Por Rafael Simões

Uma das grandes discussões no campo da cristologia é sobre a impecabilidade ou não de Jesus enquanto o mesmo estava na Terra. Que Cristo nunca pecou é fato consumado para todos os cristãos conservadores; 2Coríntios 5.21, 1Pedro 2.22 e 1João 3.5 ensinam claramente tal doutrina. A discussão engloba, porém, a possibilidade de Jesus pecar, uma vez que adotou uma natureza humana. O que se discute não é a impecabilidade de fato, mas a impecabilidade de direito. Como a tentação de Jesus está estritamente relacionada com esse assunto, faz-se necessária uma abordagem da mesma. Reconheço que a discussão se Jesus podia não pecar (peccare non potuit) ou não era capaz de pecar (potuit non peccare) é especulativa, pois não consta no Novo Testamento.

Que Jesus tinha em si as naturezas humanas e divinas pouco se discute. Quando Jesus teve fome, evidenciou-se sua humanidade. Por outro lado, a tentação realça sua divindade. Do começo ao fim do evangelho encontra-se pessoas adorando a Jesus. Ao dizer a Satanás que só Deus deve ser adorado, pressupõe-se uma firmação da própria divindade de Cristo. A natureza humana de Jesus não era igual a natureza caída humana após a queda, mas como a de Adão antes da queda.

Os que defendem a pecabilidade de Jesus afirmam que ele era humano como nós, sendo necessária a possibilidade de pecar, assim como qualquer homem a possui. Afirmam também que, mesmo sem pecado, Jesus estava na mesma condição de Adão, que pecou. Citando Hebreus 2.17, dizem que uma tentação só possui sentido se for real para a pessoa tentada. Para eles, a presença da natureza humana exigia a possibilidade de pecar pois, se assim não fosse, qualquer homem venceria a tentação. Se Jesus não pudesse pecar, ele não poderia ser o representante da humanidade na luta contra o pecado.

Contra o argumento da representação da humanidade por Jesus, em nenhum lugar do Novo Testamento Cristo é apresentado como idêntico ao homem, mas semelhante e sem pecado (cf. ὁμοίωμα em Filipenses 2.7 e Romanos 8.3; e ὁμοιόω em Hebreus 2.17). Assim, para ser um representante humano não havia a necessidade de, como os homens, ser passível de pecar. A natureza de Jesus mostra o ideal de Deus para todo homem. De fato, Jesus possuía a natureza humana, mas fortalecida pela presença da natureza divina, que torna a pecabilidade impossível. Além disso, Hebreus 13.8 afirma ser Cristo o mesmo ontem, hoje e sempre. Se ele assumiu a possibilidade de pecar quando encarnado já não seria imutável, ou sempre possuiu a possibilidade de pecar, tanto antes da encarnação quanto hoje, mesmo no Céu, o que é impensável para uma doutrina saudável de Cristo e do Paraíso.

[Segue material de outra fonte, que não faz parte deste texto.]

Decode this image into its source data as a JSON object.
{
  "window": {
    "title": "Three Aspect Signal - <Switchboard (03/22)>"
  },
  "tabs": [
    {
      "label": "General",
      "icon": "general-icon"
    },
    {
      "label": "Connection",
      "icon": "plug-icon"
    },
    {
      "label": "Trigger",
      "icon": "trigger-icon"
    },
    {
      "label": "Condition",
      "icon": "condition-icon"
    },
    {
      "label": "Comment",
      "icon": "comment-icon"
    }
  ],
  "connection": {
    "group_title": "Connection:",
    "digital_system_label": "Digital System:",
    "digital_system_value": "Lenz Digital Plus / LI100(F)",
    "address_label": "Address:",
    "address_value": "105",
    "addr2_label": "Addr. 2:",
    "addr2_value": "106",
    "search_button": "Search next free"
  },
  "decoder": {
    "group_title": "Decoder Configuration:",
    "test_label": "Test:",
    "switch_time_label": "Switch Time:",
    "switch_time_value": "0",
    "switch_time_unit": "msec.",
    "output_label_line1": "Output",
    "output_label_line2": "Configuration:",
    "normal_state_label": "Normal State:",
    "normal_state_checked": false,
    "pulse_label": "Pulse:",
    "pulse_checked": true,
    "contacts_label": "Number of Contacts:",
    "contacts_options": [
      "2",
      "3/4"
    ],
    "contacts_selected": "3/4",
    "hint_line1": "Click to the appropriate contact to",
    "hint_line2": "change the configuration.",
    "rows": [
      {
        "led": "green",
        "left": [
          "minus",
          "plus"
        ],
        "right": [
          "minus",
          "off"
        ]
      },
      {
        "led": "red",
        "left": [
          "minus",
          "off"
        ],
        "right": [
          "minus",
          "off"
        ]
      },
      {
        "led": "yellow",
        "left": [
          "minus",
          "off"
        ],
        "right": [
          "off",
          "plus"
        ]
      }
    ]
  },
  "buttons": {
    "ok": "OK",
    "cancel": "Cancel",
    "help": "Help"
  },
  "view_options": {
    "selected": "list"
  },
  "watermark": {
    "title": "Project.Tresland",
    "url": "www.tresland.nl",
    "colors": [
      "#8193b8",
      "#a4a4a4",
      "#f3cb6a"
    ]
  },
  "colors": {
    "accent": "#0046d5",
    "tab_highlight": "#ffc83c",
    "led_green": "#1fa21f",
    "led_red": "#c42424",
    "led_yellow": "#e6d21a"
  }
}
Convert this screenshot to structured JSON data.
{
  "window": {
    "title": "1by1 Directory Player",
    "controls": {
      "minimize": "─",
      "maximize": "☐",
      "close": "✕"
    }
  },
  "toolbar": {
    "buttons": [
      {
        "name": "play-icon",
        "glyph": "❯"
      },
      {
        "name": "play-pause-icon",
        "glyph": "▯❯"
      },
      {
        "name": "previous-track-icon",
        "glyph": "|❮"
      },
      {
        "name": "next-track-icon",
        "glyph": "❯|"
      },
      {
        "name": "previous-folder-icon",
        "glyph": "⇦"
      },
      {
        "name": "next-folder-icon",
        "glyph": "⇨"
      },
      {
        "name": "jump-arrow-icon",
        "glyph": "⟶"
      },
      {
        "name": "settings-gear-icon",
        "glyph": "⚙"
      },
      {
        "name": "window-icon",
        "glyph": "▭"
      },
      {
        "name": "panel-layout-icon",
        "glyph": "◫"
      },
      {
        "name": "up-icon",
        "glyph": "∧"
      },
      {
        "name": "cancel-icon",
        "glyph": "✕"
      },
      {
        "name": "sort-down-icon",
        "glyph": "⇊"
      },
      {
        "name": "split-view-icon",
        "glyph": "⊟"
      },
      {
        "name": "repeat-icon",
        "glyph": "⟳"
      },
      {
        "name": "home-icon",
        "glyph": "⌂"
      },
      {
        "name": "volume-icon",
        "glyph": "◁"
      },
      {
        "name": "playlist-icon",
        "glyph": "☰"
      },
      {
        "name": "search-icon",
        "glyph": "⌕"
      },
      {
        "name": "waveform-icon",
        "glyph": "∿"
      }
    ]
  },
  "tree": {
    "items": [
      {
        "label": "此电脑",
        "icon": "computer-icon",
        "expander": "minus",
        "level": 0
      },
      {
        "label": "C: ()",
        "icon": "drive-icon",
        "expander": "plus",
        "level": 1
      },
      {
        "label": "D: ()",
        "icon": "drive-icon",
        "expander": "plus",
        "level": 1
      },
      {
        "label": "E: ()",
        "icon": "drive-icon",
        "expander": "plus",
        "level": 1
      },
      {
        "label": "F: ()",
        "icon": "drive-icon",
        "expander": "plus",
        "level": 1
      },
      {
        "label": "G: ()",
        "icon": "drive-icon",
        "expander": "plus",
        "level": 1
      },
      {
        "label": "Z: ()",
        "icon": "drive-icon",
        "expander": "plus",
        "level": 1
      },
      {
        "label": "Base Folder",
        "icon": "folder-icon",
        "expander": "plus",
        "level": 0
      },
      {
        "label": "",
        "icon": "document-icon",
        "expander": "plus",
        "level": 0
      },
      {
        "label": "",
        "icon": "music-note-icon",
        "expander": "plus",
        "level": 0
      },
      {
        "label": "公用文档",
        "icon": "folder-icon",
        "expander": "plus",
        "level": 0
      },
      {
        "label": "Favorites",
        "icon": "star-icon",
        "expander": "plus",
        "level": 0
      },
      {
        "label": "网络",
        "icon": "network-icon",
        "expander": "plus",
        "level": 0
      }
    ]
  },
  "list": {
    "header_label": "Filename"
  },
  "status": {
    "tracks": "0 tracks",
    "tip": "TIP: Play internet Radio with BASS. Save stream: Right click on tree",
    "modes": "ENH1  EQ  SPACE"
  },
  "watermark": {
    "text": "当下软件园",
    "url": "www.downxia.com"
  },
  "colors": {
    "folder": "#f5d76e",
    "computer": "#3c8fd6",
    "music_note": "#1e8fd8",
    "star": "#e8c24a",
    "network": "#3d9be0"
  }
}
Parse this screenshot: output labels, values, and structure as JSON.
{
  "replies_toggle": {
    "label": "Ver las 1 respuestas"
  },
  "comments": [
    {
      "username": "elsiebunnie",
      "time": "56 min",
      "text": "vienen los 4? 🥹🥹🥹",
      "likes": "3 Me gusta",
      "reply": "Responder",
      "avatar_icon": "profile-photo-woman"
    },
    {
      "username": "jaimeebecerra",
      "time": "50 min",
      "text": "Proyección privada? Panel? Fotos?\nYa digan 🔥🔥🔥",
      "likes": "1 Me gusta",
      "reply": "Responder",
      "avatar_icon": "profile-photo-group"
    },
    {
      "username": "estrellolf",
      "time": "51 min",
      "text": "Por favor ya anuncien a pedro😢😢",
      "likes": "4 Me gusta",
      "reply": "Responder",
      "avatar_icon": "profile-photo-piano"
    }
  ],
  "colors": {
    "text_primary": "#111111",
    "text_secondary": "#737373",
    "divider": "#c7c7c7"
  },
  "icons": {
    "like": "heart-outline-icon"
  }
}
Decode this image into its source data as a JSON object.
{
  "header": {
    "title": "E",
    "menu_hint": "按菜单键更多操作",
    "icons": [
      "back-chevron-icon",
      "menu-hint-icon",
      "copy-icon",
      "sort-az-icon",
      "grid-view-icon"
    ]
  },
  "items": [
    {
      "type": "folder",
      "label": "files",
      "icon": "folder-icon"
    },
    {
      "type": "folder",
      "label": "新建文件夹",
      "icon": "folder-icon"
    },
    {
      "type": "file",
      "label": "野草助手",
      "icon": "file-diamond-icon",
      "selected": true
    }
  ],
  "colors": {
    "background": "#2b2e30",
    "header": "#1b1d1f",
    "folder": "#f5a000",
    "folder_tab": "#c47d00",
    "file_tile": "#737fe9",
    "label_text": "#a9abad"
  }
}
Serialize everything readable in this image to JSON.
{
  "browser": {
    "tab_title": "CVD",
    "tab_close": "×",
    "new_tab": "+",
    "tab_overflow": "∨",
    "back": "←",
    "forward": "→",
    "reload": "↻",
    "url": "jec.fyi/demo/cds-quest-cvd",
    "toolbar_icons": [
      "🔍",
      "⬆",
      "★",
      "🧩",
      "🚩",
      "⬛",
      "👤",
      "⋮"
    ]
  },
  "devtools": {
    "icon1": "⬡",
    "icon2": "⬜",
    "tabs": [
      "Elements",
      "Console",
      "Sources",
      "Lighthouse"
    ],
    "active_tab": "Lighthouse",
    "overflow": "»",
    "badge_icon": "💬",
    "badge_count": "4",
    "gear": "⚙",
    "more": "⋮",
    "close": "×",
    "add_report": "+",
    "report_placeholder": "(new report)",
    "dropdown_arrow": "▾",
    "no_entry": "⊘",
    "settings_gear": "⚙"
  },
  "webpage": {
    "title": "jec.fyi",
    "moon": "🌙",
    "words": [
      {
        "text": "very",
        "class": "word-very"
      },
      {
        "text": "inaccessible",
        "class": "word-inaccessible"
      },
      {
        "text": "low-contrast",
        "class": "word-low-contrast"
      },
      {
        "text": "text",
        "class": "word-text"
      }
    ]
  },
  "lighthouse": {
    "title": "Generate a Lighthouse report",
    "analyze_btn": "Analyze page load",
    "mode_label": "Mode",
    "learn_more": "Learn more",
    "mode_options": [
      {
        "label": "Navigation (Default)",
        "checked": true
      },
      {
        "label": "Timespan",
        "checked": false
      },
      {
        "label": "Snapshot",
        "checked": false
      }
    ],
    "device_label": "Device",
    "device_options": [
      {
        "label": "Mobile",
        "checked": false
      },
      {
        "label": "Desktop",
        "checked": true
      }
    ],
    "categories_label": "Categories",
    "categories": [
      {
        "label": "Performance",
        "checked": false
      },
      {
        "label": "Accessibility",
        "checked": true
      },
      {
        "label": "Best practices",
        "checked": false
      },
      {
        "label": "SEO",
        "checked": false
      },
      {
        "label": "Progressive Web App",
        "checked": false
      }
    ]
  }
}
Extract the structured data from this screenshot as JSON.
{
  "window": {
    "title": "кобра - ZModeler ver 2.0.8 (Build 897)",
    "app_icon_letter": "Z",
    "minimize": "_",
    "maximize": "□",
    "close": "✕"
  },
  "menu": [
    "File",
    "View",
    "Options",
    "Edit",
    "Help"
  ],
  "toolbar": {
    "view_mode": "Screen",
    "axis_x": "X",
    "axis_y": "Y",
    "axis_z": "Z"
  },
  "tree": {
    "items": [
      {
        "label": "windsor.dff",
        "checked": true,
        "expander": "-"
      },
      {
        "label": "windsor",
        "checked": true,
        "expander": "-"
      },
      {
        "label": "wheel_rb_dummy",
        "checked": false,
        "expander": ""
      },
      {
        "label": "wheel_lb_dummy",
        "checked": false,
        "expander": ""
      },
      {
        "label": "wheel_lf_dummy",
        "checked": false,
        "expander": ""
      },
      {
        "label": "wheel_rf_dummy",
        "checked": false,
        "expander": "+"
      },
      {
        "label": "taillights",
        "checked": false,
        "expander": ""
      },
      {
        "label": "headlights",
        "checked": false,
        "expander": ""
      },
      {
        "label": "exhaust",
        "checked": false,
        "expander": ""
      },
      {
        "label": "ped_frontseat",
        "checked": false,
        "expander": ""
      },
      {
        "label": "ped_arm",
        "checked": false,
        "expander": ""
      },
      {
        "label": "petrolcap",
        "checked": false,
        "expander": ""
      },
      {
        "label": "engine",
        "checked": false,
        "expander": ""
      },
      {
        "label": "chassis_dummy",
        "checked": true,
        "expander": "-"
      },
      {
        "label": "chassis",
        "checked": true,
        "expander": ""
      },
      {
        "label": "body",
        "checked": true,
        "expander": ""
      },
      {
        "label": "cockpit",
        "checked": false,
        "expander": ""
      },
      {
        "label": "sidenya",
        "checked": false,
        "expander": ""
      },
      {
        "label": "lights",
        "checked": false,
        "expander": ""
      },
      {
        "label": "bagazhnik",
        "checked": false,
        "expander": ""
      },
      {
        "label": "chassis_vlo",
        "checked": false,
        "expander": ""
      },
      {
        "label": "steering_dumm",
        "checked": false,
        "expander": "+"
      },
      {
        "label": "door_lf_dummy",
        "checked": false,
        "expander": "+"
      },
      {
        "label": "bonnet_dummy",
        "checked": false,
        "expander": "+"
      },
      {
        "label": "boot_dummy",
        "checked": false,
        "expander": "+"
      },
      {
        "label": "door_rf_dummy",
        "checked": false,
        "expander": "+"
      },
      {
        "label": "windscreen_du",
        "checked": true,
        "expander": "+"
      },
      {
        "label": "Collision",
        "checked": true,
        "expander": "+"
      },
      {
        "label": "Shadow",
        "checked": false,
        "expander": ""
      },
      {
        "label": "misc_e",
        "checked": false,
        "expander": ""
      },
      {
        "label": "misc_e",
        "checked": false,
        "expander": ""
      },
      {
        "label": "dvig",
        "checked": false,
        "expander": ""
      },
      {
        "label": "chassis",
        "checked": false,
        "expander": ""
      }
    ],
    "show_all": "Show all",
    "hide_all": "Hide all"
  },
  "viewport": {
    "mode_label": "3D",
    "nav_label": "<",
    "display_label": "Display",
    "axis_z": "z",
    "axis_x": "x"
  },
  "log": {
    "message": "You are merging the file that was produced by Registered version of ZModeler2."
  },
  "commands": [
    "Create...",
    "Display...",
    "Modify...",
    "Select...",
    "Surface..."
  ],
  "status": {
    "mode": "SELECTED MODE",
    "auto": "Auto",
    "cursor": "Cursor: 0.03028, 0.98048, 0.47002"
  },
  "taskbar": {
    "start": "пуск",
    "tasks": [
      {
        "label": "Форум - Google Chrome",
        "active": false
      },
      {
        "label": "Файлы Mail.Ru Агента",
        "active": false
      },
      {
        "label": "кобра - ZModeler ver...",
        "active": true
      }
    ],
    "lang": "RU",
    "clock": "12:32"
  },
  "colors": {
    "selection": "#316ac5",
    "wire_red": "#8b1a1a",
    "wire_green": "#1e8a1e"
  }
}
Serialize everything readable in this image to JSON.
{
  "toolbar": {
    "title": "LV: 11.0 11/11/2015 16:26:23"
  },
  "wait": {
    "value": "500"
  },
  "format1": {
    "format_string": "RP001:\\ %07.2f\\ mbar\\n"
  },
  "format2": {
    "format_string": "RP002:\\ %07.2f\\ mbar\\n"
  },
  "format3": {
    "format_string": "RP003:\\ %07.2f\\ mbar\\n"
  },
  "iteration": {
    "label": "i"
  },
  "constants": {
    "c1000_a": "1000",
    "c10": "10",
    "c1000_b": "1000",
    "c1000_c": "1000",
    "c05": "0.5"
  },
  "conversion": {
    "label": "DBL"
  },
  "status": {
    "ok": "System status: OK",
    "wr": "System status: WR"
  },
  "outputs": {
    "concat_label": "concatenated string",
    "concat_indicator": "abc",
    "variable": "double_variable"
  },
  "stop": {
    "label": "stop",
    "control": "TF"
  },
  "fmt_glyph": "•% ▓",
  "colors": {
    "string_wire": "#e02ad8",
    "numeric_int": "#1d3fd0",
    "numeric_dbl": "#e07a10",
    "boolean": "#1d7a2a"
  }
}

A impecabilidade é necessária, pois negá-la seria anular a união hipostática: a união das duas naturezas em Jesus. Além disso, se Cristo pudesse pecar, a profecia de Isaías 53.9 poderia falhar, o que contraria o próprio conceito de profecia bíblica. Por sua vez, Hebreus 7.26-28 afirma ter sido Cristo um sumo-sacerdote diferente dos que vieram antes, por não possuir a fraqueza (ἀσθένεια) peculiar a todos os outros. Por fim, Cristo não possuía os impulsos descritos em Tiago 1.13, analisado no próximo artigo.

Algo inexplicável pela revelação bíblica é o paradoxo entre a impecabilidade de Cristo e sua liberdade, fato que não foi da vontade do Pai revelar aos homens. O que se pode afirmar com total certeza é que não há, em nenhum detalhe da tentação de Jesus, indícios de que o mesmo pecaria. E não seria ilógico inferir que essa máxima dita todo o restante da vida e do ministério de Cristo.

Assim, a opção deste colunista é pela impecabilidade de Cristo, mas sem negar a realidade da tentação feita por Satanás.